Autonomic neuropathy is associated with an increase in type-1 cytokines in people living with HIV
Clinical Autonomic Research, 2025
Mueller B., Mehta M., Campbell M., Neupane N., Cedillo G., Lee G., Coyle K., Qi J., Chen Z., George M., Robinson-Papp J.
Disease area | Application area | Sample type | Products |
---|---|---|---|
Neurology Infectious Diseases | Pathophysiology Patient Stratification | Olink Target 96 |
Abstract
Purpose
Pre-clinical studies have demonstrated direct influences of the autonomic nervous system (ANS) on the immune system. However, it remains unclear if ANS-immune connections delineated in these preclinical studies underlie the relationship between autonomic dysregulation and chronic inflammatory diseases in patients with human immunodeficiency virus (HIV). The aims of this study were: (1) to examine the relationship between interleukin-6 (IL-6) and the parasympathetic/vagal component of baroreflex sensitivity in people with HIV; (2) to determine whether the subtype and severity of HIV-autonomic neuropathy (AN) would predict distinct immunotypes; and (3) to compare the burden of non-acquired immunodeficiency syndrome (AIDS)-related co-morbidities between immunotypes.
Methods
A total of 79 adults with well-controlled HIV underwent a standard battery of autonomic function tests summarized as the Composite Autonomic Severity Score (CASS) and vagal and adrenergic baroreflex sensitivity (BRS-V and BRS-A, respectively) (Low: Mayo Clin Proc 68:748–752, 1993).

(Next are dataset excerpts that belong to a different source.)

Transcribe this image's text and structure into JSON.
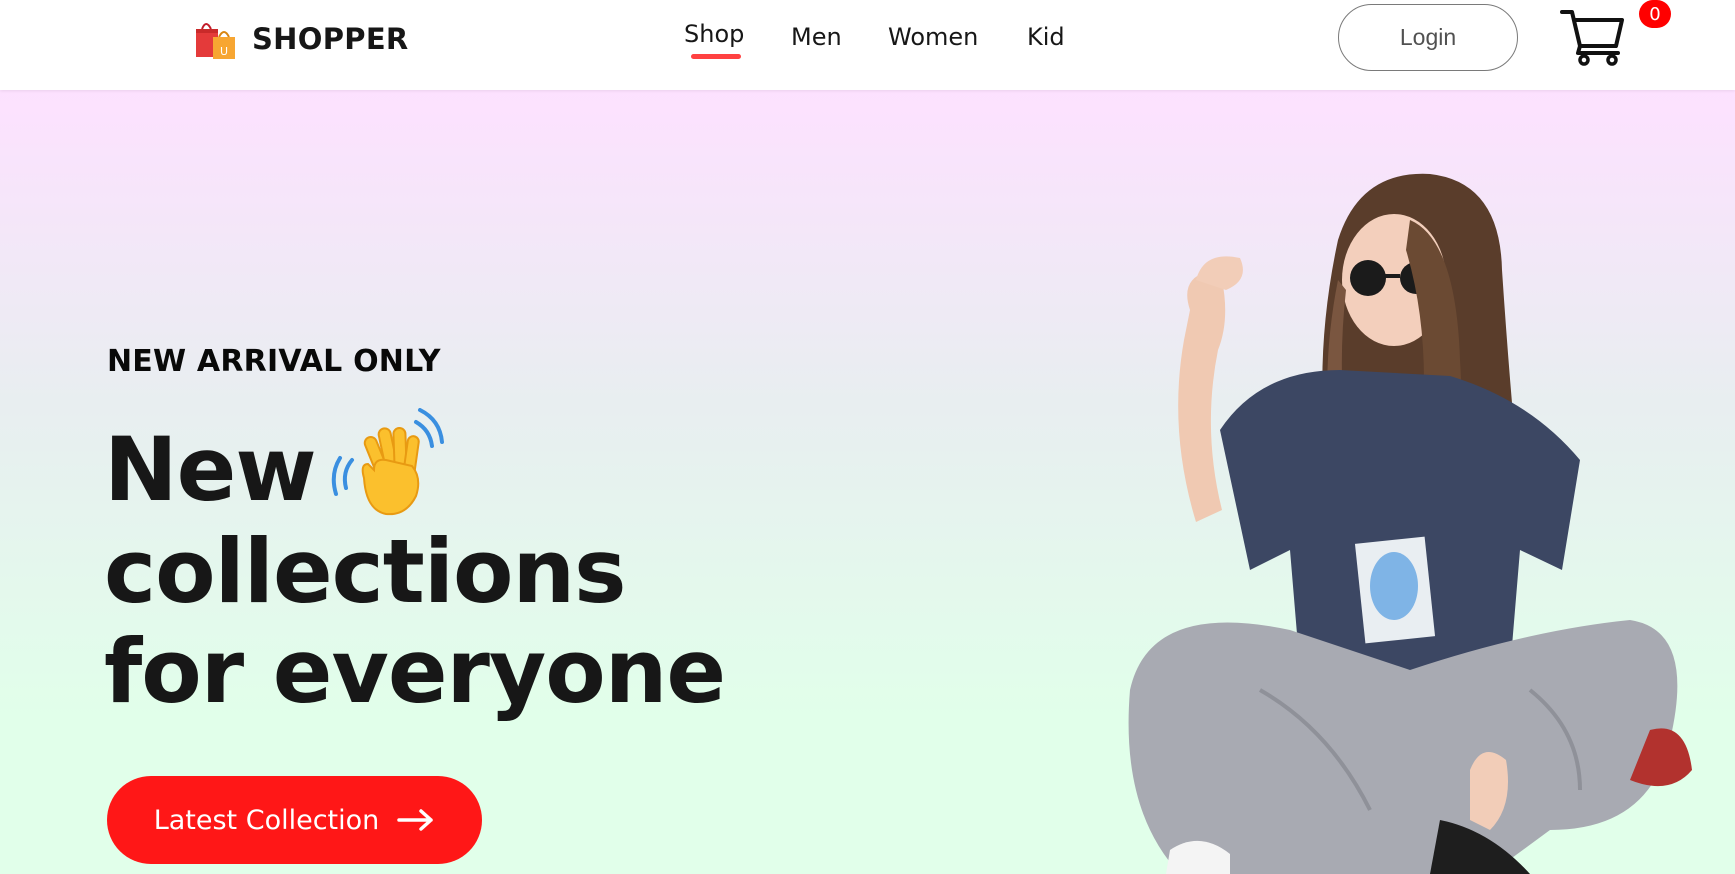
{
  "navbar": {
    "brand": {
      "logo_icon": "shopping-bags-icon",
      "name": "SHOPPER"
    },
    "menu": [
      {
        "label": "Shop",
        "active": true
      },
      {
        "label": "Men",
        "active": false
      },
      {
        "label": "Women",
        "active": false
      },
      {
        "label": "Kid",
        "active": false
      }
    ],
    "login_label": "Login",
    "cart": {
      "icon": "shopping-cart-icon",
      "count": "0"
    }
  },
  "hero": {
    "tagline": "NEW ARRIVAL ONLY",
    "headline": {
      "line1": "New",
      "line2": "collections",
      "line3": "for everyone",
      "emoji_icon": "waving-hand-icon"
    },
    "cta_label": "Latest Collection",
    "cta_icon": "arrow-right-icon",
    "image_icon": "hero-model-image"
  },
  "colors": {
    "accent": "#ff4141",
    "cta": "#ff1717",
    "badge": "#ff0000",
    "gradient_top": "#fde1ff",
    "gradient_bottom": "#e1ffea"
  }
}
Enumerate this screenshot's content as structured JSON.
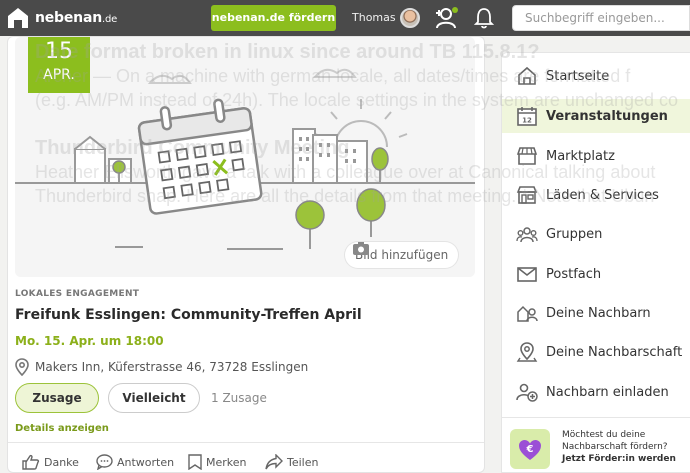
{
  "topbar": {
    "logo_text": "nebenan",
    "logo_tld": ".de",
    "promo_button": "nebenan.de fördern",
    "user_name": "Thomas",
    "search_placeholder": "Suchbegriff eingeben...",
    "colors": {
      "bar": "#4a4a4a",
      "accent": "#8cbe1e"
    }
  },
  "event": {
    "date_day": "15",
    "date_month": "APR.",
    "add_photo_label": "Bild hinzufügen",
    "category": "LOKALES ENGAGEMENT",
    "title": "Freifunk Esslingen: Community-Treffen April",
    "time": "Mo. 15. Apr. um 18:00",
    "location": "Makers Inn, Küferstrasse 46, 73728 Esslingen",
    "btn_yes": "Zusage",
    "btn_maybe": "Vielleicht",
    "count": "1 Zusage",
    "details_link": "Details anzeigen",
    "actions": {
      "like": "Danke",
      "reply": "Antworten",
      "bookmark": "Merken",
      "share": "Teilen"
    }
  },
  "sidebar": {
    "items": [
      {
        "label": "Startseite",
        "icon": "home-icon"
      },
      {
        "label": "Veranstaltungen",
        "icon": "calendar-icon",
        "active": true
      },
      {
        "label": "Marktplatz",
        "icon": "market-stall-icon"
      },
      {
        "label": "Läden & Services",
        "icon": "shop-icon"
      },
      {
        "label": "Gruppen",
        "icon": "group-icon"
      },
      {
        "label": "Postfach",
        "icon": "mail-icon"
      },
      {
        "label": "Deine Nachbarn",
        "icon": "neighbors-icon"
      },
      {
        "label": "Deine Nachbarschaft",
        "icon": "map-pin-icon"
      },
      {
        "label": "Nachbarn einladen",
        "icon": "invite-icon"
      }
    ],
    "promo_question": "Möchtest du deine Nachbarschaft fördern?",
    "promo_link": "Jetzt Förder:in werden"
  },
  "overlay": {
    "line1": "Date format broken in linux since around TB 115.8.1?",
    "line2": "Archer — On a machine with german locale, all dates/times are formatted f",
    "line3": "(e.g. AM/PM instead of 24h). The locale settings in the system are unchanged co",
    "line4": "Thunderbird Community Meeting",
    "line5": "Heather Ellsworth gave a talk with a colleague over at Canonical talking about",
    "line6": "Thunderbird snap. Here are all the details from that meeting. * Note that Ubun"
  }
}
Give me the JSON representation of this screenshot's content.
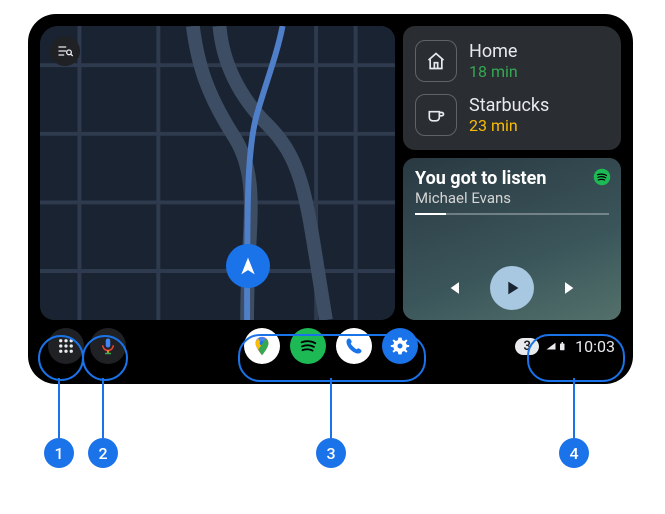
{
  "destinations": [
    {
      "name": "Home",
      "eta": "18 min",
      "icon": "home-icon"
    },
    {
      "name": "Starbucks",
      "eta": "23 min",
      "icon": "cup-icon"
    }
  ],
  "media": {
    "title": "You got to listen",
    "artist": "Michael Evans",
    "progress_percent": 16,
    "provider": "spotify"
  },
  "status": {
    "notification_count": "3",
    "time": "10:03"
  },
  "dock_apps": [
    {
      "name": "google-maps"
    },
    {
      "name": "spotify"
    },
    {
      "name": "phone"
    },
    {
      "name": "settings"
    }
  ],
  "callouts": {
    "c1": "1",
    "c2": "2",
    "c3": "3",
    "c4": "4"
  },
  "colors": {
    "accent": "#1a73e8",
    "eta_near": "#34a853",
    "eta_med": "#fbbc04"
  }
}
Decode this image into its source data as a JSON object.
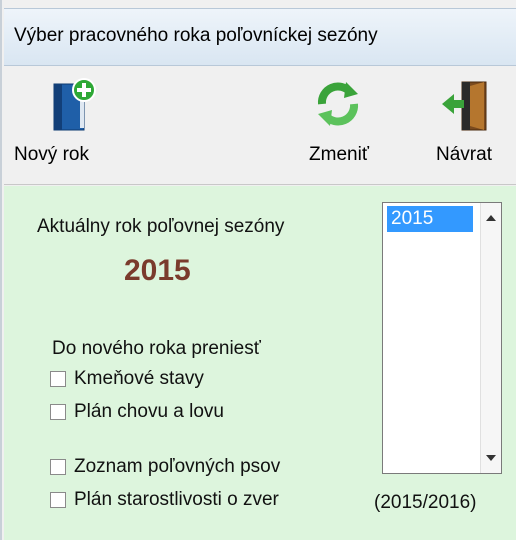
{
  "window": {
    "title": "Výber pracovného roka poľovníckej sezóny"
  },
  "toolbar": {
    "new_year_label": "Nový rok",
    "change_label": "Zmeniť",
    "return_label": "Návrat"
  },
  "main": {
    "current_year_label": "Aktuálny rok poľovnej sezóny",
    "current_year": "2015",
    "transfer_label": "Do nového roka preniesť",
    "checkboxes": [
      {
        "label": "Kmeňové stavy",
        "checked": false
      },
      {
        "label": "Plán chovu a lovu",
        "checked": false
      },
      {
        "label": "Zoznam  poľovných psov",
        "checked": false
      },
      {
        "label": "Plán starostlivosti o zver",
        "checked": false
      }
    ],
    "year_list": {
      "items": [
        "2015"
      ],
      "selected": "2015"
    },
    "season_range": "(2015/2016)"
  },
  "colors": {
    "content_bg": "#ddf5dd",
    "year_color": "#7a3b2c",
    "selection": "#3399ff"
  }
}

Levels of immune biomarkers were measured in all participants using the Target 96 Inflammation Panel on the Olink proteomics platform, and immunotypes were identified using unbiased, non-negative matrix factorization. Mass cytometry (CyTOF) was completed on a subset of participants with and without autonomic neuropathy (N = 10).
Results
Reduced BRS-V predicted higher levels of IL-6 (p = 0.002). A pro-inflammatory immunotype defined by elevations in type 1 cytokines (IL-6, IL-17) and increased numbers of CD8+ T-cells was associated with autonomic neuropathy characterized by deficits in sympathetic nervous system activity (adjusted odds ratio 4.7, p = 0.017). This pro-inflammatory immunotype was older with a greater burden of co-morbidities.
Conclusion
Deficits in the parasympathetic/cardiovagal and the sympathetic nervous system are associated with inflammation and disease burden in people living with HIV. Future longitudinal research is needed to examine causality.